GOP legislator wants to boost tax on carried interest

(Reuters) – The U.S. House of Representatives’ top Republican tax writer will release a plan on Wednesday to overhaul the tax code, but it was widely seen as dead-on-arrival in a Congress still deeply divided over fiscal policy.

The plan from Dave Camp, chairman of the House Ways and Means Committee, calls for reducing the number of tax brackets to two from seven, with tax rates of 10 percent and 25 percent and a 10-percent surtax on annual incomes exceeding $400,000.

The Michigan congressman said in an article he wrote for The Wall Street Journal on Wednesday that his plan would “clean up” the carried interest provision that lets private equity partners and other financial interests pay lower taxes on large portions of their incomes.

Steve Judge, CEO of the Private Equity Growth Capital Council, voiced disapproval of the plan. “Chairman Camp’s proposal penalizes long-term capital investment, which he and other members of the House Ways and Means Committee have purported to support,” he said in a prepared statement. “It is our hope that as the debate over tax reform unfolds, policymakers will utilize the opportunity to reform the tax code as a way to encourage, not undermine, capital investment in America.” (Read the full PEGCC statement here.)

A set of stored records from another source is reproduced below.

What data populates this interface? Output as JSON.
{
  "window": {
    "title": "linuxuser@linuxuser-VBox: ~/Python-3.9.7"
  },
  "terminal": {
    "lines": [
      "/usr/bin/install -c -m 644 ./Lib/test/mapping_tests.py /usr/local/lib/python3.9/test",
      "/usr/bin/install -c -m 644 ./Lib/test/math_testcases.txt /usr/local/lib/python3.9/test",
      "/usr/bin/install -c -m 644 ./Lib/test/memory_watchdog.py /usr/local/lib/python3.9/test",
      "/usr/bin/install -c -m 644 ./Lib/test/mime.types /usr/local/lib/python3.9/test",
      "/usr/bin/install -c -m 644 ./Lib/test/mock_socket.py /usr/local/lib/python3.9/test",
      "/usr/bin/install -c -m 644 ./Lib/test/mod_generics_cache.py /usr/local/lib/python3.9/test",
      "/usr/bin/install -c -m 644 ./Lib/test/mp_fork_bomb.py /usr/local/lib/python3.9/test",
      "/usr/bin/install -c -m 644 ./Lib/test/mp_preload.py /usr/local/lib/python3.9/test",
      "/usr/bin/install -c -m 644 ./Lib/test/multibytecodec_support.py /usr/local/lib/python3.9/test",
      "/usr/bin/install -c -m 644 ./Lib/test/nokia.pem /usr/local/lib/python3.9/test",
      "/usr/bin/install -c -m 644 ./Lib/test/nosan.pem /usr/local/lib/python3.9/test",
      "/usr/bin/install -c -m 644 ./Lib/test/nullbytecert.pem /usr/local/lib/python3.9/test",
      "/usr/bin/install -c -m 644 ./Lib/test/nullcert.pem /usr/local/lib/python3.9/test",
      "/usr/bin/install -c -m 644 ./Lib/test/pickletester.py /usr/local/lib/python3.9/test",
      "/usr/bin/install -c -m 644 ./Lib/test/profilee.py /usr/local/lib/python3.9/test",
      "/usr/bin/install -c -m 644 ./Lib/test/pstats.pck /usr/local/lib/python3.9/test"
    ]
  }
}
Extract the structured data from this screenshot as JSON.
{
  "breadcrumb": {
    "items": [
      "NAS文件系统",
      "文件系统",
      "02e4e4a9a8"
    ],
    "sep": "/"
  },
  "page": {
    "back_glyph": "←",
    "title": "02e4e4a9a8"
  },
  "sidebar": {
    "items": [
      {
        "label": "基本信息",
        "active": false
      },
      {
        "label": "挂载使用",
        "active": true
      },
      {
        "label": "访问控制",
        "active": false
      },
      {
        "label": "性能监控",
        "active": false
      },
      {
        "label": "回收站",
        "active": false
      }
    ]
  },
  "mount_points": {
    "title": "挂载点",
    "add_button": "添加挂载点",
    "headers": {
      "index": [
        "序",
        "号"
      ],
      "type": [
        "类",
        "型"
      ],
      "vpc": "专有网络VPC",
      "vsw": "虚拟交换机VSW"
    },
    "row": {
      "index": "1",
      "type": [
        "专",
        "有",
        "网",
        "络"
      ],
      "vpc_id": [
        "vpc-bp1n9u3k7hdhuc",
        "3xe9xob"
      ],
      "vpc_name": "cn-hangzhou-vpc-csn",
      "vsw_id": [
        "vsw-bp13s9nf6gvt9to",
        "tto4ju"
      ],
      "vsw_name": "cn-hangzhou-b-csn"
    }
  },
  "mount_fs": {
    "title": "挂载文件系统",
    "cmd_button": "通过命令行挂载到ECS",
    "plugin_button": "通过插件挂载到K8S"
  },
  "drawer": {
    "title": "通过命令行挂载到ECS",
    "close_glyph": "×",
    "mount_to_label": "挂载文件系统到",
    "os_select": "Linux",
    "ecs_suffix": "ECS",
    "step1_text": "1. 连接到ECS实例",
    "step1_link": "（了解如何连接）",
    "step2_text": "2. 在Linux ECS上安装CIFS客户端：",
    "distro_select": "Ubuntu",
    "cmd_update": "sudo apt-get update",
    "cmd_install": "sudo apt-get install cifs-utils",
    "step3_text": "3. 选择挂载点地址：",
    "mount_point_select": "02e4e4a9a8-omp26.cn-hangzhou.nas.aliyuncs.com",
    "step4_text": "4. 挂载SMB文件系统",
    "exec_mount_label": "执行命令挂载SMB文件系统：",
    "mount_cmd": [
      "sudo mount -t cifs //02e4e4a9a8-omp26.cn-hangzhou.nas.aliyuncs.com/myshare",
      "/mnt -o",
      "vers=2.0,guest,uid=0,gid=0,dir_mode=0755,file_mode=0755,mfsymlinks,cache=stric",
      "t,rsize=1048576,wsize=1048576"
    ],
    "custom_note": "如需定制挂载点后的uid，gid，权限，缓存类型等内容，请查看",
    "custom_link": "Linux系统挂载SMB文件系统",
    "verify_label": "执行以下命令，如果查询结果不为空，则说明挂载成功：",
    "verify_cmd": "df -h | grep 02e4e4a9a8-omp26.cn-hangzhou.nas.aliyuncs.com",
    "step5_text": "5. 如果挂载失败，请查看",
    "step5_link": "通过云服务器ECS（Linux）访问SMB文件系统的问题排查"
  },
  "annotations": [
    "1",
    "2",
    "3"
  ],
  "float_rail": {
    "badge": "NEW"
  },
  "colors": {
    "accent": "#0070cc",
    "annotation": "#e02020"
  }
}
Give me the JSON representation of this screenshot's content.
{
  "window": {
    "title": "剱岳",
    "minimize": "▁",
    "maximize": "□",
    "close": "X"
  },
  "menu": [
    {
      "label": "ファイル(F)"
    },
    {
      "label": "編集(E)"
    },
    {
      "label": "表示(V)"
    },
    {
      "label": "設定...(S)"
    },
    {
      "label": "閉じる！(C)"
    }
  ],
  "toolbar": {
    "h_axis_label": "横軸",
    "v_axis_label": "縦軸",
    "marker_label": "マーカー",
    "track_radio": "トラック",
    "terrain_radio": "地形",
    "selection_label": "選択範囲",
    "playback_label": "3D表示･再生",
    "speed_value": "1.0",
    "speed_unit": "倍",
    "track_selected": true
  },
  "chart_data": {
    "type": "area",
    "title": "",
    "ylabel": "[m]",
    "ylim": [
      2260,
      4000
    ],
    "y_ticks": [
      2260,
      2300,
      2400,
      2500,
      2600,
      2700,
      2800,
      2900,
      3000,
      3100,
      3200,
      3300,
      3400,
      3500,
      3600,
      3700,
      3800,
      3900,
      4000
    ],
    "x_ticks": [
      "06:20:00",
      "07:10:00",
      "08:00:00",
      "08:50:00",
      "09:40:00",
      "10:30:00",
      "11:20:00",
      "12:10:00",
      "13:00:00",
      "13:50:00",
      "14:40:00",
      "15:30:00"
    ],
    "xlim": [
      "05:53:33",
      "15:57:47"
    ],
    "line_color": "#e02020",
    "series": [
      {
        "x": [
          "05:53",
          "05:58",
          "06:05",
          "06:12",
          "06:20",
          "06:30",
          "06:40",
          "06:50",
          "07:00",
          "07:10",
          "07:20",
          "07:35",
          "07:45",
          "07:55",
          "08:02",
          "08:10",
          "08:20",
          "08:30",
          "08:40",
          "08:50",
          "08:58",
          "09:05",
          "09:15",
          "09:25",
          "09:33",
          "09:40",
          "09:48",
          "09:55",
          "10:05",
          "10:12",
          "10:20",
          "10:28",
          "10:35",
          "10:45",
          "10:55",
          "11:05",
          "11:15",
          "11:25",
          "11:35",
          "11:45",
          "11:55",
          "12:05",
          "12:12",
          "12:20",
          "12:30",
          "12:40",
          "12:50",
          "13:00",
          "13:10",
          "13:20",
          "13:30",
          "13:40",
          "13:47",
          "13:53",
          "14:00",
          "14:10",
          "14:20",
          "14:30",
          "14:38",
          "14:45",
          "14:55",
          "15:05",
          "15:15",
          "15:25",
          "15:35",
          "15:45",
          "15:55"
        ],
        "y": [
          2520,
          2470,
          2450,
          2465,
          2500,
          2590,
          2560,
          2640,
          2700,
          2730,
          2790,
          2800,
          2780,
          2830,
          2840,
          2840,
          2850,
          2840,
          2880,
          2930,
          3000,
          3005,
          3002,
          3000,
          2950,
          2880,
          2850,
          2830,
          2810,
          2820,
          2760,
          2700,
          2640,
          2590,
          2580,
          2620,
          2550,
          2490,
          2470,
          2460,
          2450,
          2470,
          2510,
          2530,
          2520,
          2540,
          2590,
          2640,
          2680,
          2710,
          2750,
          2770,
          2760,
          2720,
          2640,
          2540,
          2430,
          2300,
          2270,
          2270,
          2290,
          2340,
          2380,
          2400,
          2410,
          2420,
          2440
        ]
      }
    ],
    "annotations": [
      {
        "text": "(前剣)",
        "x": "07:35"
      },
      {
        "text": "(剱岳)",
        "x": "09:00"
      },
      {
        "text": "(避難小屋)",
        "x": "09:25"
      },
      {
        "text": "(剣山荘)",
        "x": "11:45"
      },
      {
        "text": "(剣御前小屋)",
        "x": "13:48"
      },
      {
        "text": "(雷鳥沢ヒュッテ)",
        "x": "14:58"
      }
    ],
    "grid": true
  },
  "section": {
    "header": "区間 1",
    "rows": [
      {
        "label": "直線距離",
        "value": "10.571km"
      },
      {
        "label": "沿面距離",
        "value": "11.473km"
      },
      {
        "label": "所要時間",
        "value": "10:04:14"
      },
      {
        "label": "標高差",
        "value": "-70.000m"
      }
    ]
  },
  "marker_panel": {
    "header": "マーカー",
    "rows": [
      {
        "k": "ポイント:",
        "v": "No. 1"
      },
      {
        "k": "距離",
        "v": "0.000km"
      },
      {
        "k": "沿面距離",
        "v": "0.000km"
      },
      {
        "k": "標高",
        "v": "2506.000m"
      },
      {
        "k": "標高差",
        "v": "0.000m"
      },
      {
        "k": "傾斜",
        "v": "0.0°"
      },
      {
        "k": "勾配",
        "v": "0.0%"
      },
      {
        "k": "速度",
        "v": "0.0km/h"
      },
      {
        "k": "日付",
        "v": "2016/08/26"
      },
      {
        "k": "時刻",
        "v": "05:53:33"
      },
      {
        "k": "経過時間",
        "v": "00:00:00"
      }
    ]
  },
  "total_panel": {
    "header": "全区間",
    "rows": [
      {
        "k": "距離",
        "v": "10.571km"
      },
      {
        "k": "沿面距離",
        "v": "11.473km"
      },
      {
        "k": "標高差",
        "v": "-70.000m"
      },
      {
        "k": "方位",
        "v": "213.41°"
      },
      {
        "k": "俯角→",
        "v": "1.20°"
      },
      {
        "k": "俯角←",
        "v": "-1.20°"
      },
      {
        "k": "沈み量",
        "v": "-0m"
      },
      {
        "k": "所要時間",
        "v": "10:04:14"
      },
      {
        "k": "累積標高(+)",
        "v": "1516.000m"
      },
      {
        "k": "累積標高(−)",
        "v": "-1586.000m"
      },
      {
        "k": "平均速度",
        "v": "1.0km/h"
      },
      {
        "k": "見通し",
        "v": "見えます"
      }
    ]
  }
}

Carlyle Group co-founder David M. Rubenstein said at the SuperReturn International conference on Wednesday that he didn’t believe Congress this year would pass legislation to increase taxes on carried interest, according to the New York Times.

Camp’s plan would end a depreciation provision in the tax code that favors private jet owners. That provision and the carried interest loophole have both been targeted in the past by President Barack Obama, a Democrat.

The Camp plan may also include a tax on banks resembling one that Obama once proposed for financial institutions with assets exceeding $50 billion.

“We’re not naive — there won’t be tax reform this year,” Greg Valliere, chief political strategist at Potomac Research Group, said in a client note on Wednesday.

“Republicans already are scrambling to distance themselves from Rep. Dave Camp’s proposal, out today, since it hikes taxes on the rich and banks, eliminates the carried interest tax dodge and would kill scores of popular tax breaks,” Valliere said.

Reflecting the offense sure to be taken by a wide range of special interest groups, the Bond Dealers of America said in a statement it was “concerned” because Camp’s 10-percent surtax idea “could negatively impact municipal bonds.”

The tax code has not been thoroughly overhauled in 27 years despite complaints about its complexity and its many loopholes. There is little prospect of reform in 2014, U.S. Senate Republican leader Mitch McConnell of Kentucky said on Tuesday.

“I have no hope for that happening this year,” he told reporters at the U.S. Capitol, blaming lawmakers’ stubborn fiscal gridlock on Democrats seeking tax increases.


Asked specifically about Camp’s plan on Wednesday, Speaker of the House John Boehner of Ohio said it was only the start of a long “conversation … It’s just an outline, a discussion draft.”

One of the main obstacles to reform is the abundance of tax breaks in the code that benefit corporations and individuals, lowering the effective tax rates of both and giving them ample reason to resist tax changes that would harm their interests.

Many of the most profitable U.S. corporations paid little or no federal income tax from 2008 to 2012, according to a five-year study issued on Tuesday by a tax activist group.

Citizens for Tax Justice looked at 288 profitable Fortune 500 companies and said 26 of them paid no federal income tax in the period, while 111 of the 288 paid no federal income tax in at least one of the five years measured.

“Corporate lobbyists incessantly claim that our corporate tax rate is too high, and that it’s not ‘competitive’ with the rest of the world,” said Robert McIntyre, director of Citizens for Tax Justice and the study’s lead author.

“Our new report shows that both of these claims are false,” McIntyre said. He said most large corporations pay nowhere near the statutory 35-percent U.S. corporate income tax rate.